17. In my considered view, the evidence of the injured witness Anju (PW-3) regarding the identity of these three Appellants/accused is clinching
one and the trial court has rightly relied upon it.
18. I do not find any illegality or infirmity in the evidence of this star witness Anju (PW-3) regarding the identity of the Appellants/accused. There is
no plausible reason as to why she would falsely implicate the Appellants/accused in this case. It is pertinent to note that the stand of these three
Appellants/accused before the trial court was of bald denial of the prosecution case and of false implication.
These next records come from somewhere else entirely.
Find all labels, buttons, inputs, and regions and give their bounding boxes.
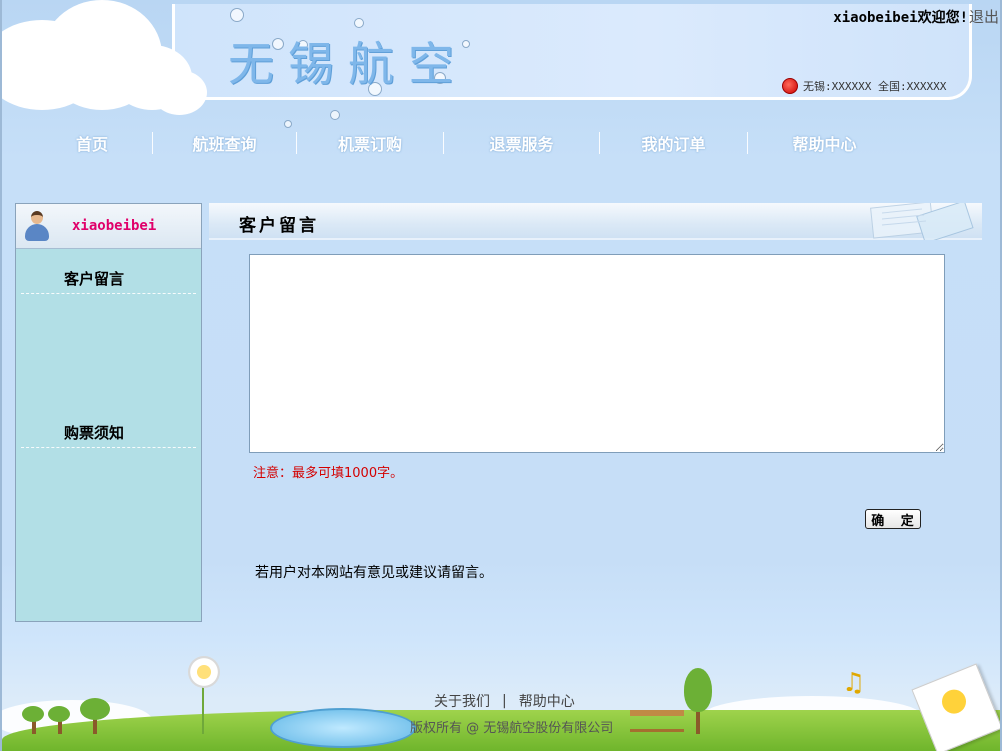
music-note-icon: ♫ bbox=[842, 668, 866, 698]
nav-refund-service[interactable]: 退票服务 bbox=[444, 131, 599, 155]
tree-icon bbox=[684, 668, 712, 712]
nav-divider bbox=[296, 132, 297, 154]
nav-divider bbox=[152, 132, 153, 154]
pond-decoration bbox=[270, 708, 416, 748]
bubble-decoration bbox=[230, 8, 244, 22]
nav-home[interactable]: 首页 bbox=[32, 131, 152, 155]
user-avatar-icon bbox=[24, 211, 50, 241]
nav-divider bbox=[747, 132, 748, 154]
nav-flight-search[interactable]: 航班查询 bbox=[153, 131, 296, 155]
notebook-decoration-icon bbox=[870, 203, 974, 240]
phone-info: 无锡:XXXXXX 全国:XXXXXX bbox=[782, 78, 946, 94]
logout-link[interactable]: 退出 bbox=[969, 6, 999, 27]
page-title: 客户留言 bbox=[239, 216, 319, 236]
tree-icon bbox=[48, 706, 70, 722]
sidebar-divider bbox=[21, 293, 196, 294]
phone-numbers: 无锡:XXXXXX 全国:XXXXXX bbox=[803, 80, 947, 93]
page: 无锡航空 xiaobeibei欢迎您! 退出 无锡:XXXXXX 全国:XXXX… bbox=[0, 0, 1002, 751]
message-textarea[interactable] bbox=[249, 254, 945, 453]
nav-ticket-booking[interactable]: 机票订购 bbox=[297, 131, 443, 155]
bubble-decoration bbox=[284, 120, 292, 128]
tree-icon bbox=[22, 706, 44, 722]
nav-my-orders[interactable]: 我的订单 bbox=[600, 131, 747, 155]
phone-icon bbox=[782, 78, 798, 94]
bubble-decoration bbox=[354, 18, 364, 28]
nav-divider bbox=[599, 132, 600, 154]
confirm-button[interactable]: 确 定 bbox=[865, 509, 921, 529]
site-title: 无锡航空 bbox=[228, 37, 468, 91]
cloud-decoration bbox=[152, 70, 207, 115]
bubble-decoration bbox=[330, 110, 340, 120]
message-hint: 若用户对本网站有意见或建议请留言。 bbox=[255, 565, 493, 581]
nav-divider bbox=[443, 132, 444, 154]
main-nav: 首页 航班查询 机票订购 退票服务 我的订单 帮助中心 bbox=[32, 128, 901, 158]
length-notice: 注意：最多可填1000字。 bbox=[253, 466, 404, 481]
header: 无锡航空 xiaobeibei欢迎您! 退出 无锡:XXXXXX 全国:XXXX… bbox=[2, 0, 1000, 128]
flower-icon bbox=[188, 656, 220, 688]
bench-decoration bbox=[630, 710, 684, 732]
footer-help-link[interactable]: 帮助中心 bbox=[519, 691, 575, 711]
content-title-bar: 客户留言 bbox=[209, 203, 982, 240]
sidebar-user-header: xiaobeibei bbox=[16, 204, 201, 249]
flower-stem bbox=[202, 686, 204, 734]
sidebar-item-customer-message[interactable]: 客户留言 bbox=[16, 268, 124, 289]
welcome-text: xiaobeibei欢迎您! bbox=[833, 10, 968, 26]
footer-about-link[interactable]: 关于我们 bbox=[434, 691, 490, 711]
sidebar-item-ticket-notice[interactable]: 购票须知 bbox=[16, 422, 124, 443]
copyright-text: 版权所有 @ 无锡航空股份有限公司 bbox=[410, 721, 614, 736]
footer-divider: | bbox=[502, 693, 507, 709]
sidebar-username: xiaobeibei bbox=[72, 218, 157, 234]
sidebar: xiaobeibei 客户留言 购票须知 bbox=[15, 203, 202, 622]
footer-links: 关于我们 | 帮助中心 bbox=[434, 691, 575, 711]
tree-icon bbox=[80, 698, 110, 720]
nav-help-center[interactable]: 帮助中心 bbox=[748, 131, 901, 155]
sidebar-divider bbox=[21, 447, 196, 448]
smiley-icon bbox=[938, 685, 970, 718]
These Appellants/accused do not state
as to why they have been falsely implicated in this case and they had not led any evidence in their defence before the trial court.
19. In the decision of the Apex Court in the case of M/s. Iqbal Singh Vs. State of Haryana, , the weapon of offence used was bamboo sticks and
lathies and it was said that the said weapons were not lethal or deadly and in the peculiar facts of the said case, the sentence was reduced to
rigorous imprisonment for a period of four years.
20. Aforesaid decision has no application to the facts of this case and Appellant/accused Mohd. Nabi cannot derive any advantage because he
was armed with a country made pistol and was apprehended at the spot.
21. In view of the aforesaid narration, I find that there is no merit in these two appeals as the impugned judgment and the sentence is perfectly legal
and justified in the facts of this case. Thus, the impugned conviction and sentence imposed upon these three Appellants is hereby upheld. The three
Appellants/accused are on bail. Their bail bonds and surety bonds are cancelled. They are directed to surrender forthwith, failing with, trial court is
directed to ensure that they are taken into custody to serve out the remainder of the sentence as awarded by the trial court.
22. With the aforesaid directions, these two appeals are dismissed.